According to the code above to design a non-member function, implicit type conversion will occur when int type integers are called.
Operaotr * should it be called a friend function of Rational class? This example is completely unnecessary.

If you need to convert the type of all parameters of a function, the function must be a non-member function.

4. Use implicit type conversion with caution
Implicit conversions of some types are powerless because they are the characteristics of the language itself. However, when writing custom classes, we can choose whether to provide functions for the compiler to perform implicit type conversion.
There are two types of functions that allow the compiler to perform implicit type conversion: Single-parameter constructor and implicit type conversion operator.Copy codeThe Code is as follows: 1 public Name {
2 public:
3 Name (const string & s); // convert string to Name
4
5...
6 };
7
8 class Rational {// Rational number class
9 public:
10 // convert from int to rational number class
11 Rational (int numerator = 0, int denominatior = 1 );
12...
13}

C ++ supports implicit type conversion. For example, implicit type conversion often occurs when an operation is performed or when a parameter is passed to a function. There are two types of functions that allow the compiler to perform implicit conversion. Single-parameter constructor and implicit type conversion operator.
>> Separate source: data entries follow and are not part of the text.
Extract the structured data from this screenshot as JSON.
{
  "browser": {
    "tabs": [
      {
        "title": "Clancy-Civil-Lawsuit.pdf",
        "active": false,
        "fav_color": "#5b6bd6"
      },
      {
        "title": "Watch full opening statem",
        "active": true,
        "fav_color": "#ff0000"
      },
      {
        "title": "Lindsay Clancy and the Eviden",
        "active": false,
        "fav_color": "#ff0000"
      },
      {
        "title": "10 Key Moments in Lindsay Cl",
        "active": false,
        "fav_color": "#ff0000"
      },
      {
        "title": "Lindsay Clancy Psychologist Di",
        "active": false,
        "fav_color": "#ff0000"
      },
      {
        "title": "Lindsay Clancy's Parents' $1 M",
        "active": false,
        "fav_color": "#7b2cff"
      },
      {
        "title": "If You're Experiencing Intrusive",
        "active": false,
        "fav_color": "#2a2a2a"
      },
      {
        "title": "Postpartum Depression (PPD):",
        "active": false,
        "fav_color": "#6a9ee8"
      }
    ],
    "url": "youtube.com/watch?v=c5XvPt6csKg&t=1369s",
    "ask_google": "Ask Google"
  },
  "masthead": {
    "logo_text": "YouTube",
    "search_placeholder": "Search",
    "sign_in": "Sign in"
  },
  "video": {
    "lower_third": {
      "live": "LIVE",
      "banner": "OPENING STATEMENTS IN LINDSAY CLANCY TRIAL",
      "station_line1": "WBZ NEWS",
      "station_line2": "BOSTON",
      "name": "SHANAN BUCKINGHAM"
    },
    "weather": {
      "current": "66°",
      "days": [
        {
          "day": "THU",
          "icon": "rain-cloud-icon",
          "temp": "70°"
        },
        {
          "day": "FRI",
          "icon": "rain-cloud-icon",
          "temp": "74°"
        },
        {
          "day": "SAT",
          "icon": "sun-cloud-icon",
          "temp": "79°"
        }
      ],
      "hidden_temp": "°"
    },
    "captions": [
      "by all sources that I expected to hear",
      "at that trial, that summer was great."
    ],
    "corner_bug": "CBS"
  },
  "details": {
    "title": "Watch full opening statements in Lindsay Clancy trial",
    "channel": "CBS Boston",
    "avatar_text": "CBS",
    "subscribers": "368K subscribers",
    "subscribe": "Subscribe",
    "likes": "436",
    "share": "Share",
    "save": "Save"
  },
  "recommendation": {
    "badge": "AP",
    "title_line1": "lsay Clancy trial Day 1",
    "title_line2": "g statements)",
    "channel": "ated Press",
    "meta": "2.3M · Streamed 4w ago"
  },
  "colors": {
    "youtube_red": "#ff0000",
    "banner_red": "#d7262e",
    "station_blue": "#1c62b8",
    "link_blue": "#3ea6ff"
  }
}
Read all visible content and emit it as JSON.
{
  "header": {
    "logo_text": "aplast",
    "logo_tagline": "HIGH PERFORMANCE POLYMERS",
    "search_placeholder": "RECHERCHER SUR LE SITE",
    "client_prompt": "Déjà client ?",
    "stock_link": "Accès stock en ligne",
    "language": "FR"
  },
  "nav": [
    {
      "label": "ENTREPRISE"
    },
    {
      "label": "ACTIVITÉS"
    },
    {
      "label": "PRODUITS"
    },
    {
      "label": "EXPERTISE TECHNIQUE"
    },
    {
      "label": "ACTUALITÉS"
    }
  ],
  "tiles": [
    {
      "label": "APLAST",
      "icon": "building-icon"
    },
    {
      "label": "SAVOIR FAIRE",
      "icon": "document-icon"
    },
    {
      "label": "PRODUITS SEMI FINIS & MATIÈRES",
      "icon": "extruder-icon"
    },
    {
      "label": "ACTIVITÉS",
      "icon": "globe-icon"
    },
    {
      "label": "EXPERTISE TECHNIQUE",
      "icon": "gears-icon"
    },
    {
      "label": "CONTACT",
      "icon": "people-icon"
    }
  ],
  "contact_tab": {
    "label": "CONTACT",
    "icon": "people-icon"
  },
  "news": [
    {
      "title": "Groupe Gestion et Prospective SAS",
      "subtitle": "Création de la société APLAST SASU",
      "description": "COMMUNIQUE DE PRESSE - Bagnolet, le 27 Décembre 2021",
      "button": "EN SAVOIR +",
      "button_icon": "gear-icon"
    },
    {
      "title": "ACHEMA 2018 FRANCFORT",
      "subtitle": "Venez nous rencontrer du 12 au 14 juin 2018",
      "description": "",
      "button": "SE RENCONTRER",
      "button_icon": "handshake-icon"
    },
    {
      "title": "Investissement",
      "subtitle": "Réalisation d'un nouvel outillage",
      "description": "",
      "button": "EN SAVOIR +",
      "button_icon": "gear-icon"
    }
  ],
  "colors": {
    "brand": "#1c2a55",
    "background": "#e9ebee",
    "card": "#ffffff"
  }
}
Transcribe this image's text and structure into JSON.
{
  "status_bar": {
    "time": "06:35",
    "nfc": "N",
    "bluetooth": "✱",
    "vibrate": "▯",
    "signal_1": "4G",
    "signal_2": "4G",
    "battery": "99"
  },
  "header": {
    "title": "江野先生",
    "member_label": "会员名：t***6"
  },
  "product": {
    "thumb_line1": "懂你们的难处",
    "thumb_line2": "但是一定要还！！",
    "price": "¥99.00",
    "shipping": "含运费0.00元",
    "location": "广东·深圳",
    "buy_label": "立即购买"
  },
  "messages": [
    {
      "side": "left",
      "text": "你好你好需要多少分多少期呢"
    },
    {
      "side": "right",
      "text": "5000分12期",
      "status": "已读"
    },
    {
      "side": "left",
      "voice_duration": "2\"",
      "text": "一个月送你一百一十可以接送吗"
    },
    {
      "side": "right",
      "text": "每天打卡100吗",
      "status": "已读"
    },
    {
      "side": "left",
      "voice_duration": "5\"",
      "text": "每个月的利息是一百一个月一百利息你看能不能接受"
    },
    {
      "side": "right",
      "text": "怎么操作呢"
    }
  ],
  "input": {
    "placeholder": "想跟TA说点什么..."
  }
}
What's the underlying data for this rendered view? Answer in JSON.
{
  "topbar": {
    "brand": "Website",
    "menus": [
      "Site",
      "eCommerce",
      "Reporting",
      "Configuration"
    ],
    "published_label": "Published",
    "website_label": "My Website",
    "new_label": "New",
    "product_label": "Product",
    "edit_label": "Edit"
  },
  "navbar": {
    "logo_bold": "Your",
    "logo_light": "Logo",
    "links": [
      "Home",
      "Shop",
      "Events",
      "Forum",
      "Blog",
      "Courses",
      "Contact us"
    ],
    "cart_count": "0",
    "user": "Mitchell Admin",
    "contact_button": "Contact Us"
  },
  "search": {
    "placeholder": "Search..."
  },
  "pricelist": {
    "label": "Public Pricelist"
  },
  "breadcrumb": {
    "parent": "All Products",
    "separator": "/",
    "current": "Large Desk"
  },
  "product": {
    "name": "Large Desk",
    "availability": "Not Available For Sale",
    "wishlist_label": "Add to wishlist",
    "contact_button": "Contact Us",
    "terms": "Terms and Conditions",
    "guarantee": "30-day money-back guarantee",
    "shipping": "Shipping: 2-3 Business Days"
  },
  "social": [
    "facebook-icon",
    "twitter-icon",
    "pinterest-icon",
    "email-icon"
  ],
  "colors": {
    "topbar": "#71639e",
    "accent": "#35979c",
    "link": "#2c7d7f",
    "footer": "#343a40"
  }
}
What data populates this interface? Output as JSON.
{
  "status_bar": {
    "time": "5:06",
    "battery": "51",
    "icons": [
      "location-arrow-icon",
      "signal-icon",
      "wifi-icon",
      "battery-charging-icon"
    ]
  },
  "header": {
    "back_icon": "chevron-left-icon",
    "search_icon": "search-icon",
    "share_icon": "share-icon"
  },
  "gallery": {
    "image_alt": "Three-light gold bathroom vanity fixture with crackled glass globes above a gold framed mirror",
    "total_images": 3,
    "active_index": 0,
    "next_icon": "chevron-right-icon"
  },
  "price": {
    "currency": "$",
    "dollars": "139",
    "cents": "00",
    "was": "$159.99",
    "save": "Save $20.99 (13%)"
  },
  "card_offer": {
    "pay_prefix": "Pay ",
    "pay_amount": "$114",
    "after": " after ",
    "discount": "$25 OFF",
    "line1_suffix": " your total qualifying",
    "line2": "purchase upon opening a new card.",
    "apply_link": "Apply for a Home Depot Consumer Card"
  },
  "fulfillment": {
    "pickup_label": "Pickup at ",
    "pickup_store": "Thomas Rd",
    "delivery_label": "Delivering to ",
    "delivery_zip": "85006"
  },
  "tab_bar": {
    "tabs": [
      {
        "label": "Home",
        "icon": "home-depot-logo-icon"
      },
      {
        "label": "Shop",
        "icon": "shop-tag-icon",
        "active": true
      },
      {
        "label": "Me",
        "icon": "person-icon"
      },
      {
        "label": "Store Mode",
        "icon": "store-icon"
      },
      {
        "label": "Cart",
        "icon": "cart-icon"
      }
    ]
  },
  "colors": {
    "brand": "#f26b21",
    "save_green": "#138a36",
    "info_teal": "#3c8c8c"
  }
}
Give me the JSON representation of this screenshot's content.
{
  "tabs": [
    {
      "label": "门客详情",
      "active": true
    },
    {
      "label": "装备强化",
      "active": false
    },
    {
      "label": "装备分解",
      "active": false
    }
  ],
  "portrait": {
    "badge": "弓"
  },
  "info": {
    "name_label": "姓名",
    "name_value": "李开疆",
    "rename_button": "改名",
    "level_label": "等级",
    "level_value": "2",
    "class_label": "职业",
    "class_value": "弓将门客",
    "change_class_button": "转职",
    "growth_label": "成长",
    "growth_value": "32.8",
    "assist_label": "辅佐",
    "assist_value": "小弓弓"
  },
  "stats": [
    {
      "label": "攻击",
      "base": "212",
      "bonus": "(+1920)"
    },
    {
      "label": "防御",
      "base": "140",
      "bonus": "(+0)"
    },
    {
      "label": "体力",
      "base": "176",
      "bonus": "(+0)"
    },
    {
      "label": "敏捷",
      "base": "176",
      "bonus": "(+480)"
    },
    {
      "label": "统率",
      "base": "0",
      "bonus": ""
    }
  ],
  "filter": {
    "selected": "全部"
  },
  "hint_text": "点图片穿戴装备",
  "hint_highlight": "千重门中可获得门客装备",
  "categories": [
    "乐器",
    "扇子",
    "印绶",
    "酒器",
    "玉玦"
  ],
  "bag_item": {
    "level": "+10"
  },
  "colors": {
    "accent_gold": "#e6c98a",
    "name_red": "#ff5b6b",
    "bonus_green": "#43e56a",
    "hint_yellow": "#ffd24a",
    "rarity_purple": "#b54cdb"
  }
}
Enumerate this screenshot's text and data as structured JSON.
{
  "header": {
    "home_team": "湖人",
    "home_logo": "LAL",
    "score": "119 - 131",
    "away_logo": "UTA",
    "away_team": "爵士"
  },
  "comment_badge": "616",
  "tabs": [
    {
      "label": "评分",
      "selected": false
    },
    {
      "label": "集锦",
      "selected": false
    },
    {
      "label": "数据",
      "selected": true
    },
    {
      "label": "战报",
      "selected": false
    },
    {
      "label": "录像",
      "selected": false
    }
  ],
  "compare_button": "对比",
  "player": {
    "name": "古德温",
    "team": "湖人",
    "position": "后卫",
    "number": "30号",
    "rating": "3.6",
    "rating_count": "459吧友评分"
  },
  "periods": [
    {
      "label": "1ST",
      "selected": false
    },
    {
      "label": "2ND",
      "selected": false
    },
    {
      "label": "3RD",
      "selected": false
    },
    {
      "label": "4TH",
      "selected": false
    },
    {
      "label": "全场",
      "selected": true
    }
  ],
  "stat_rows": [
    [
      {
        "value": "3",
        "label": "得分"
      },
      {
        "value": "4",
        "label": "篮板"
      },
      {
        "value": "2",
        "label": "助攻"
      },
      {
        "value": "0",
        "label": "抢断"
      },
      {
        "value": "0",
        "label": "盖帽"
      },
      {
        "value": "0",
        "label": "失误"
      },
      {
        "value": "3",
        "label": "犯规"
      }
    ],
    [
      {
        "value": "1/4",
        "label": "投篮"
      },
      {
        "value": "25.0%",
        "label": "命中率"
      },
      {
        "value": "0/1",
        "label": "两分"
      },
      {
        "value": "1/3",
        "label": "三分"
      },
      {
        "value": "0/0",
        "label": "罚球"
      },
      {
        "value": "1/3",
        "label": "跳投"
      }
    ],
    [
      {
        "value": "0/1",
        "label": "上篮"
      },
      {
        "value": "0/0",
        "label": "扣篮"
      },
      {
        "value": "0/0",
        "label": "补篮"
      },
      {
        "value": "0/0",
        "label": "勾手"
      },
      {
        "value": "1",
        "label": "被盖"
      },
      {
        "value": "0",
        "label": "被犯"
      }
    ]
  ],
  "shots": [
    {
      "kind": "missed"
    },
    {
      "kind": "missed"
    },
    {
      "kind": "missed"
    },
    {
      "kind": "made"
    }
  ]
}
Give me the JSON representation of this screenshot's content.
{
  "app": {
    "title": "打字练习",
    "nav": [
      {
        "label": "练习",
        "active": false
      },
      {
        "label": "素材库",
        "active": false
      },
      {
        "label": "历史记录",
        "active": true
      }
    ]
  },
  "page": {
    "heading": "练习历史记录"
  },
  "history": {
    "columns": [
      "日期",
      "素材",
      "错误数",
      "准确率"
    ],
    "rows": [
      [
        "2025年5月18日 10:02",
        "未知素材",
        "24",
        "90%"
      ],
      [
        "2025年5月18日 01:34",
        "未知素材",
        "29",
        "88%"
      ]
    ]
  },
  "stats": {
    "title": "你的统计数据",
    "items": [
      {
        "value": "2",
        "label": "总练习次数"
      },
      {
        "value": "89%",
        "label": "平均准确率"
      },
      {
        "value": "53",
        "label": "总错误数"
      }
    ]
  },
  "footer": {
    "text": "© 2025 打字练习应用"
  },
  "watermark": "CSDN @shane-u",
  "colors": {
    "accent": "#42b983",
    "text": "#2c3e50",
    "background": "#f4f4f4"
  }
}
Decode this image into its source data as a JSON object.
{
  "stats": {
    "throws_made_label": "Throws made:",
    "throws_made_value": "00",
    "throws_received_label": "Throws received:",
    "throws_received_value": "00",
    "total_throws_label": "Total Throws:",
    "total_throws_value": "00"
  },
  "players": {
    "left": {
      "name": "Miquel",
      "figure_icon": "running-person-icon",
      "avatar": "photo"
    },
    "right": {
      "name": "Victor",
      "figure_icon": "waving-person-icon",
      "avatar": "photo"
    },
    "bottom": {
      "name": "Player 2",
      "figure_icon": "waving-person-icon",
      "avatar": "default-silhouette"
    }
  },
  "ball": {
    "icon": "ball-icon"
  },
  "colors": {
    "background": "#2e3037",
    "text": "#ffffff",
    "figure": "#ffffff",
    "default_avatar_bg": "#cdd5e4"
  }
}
Some of the conveniences brought about by implicit type conversion may be mentioned earlier. The following describes some troubles.Copy codeThe Code is as follows: 1 template <class T>
2 class Array {
3 Array (int lowBound, int highBound );
4 Array (int size );
5 T & operator [] (int index );
6...
7 };
8 bool oerpator = (const Array <int> & lhs, const Array <int> & rhs );
9 Array <int> a (10 );
10 Array <int> B (10 );
11...
12 for (int I = 0; I <10; ++ I)
13 if (a = B [I]) {
14 ...}
15 else
16 {
17...
18}

If you accidentally forget to write the subscript of array a, the compiler should report a warning message, but it does not. Because the compiler regards a as an Array <int> type and B as an int, based on the above experience, the compiler sees a non-explicit Single-parameter constructor whose parameter type is int, in addition, operator requires an Array <int> type. Then, the compiler performs implicit type conversion. I believe that this will be very troublesome.
How can we avoid it? Declare the constructor as explicit. Avoid implicit type conversion.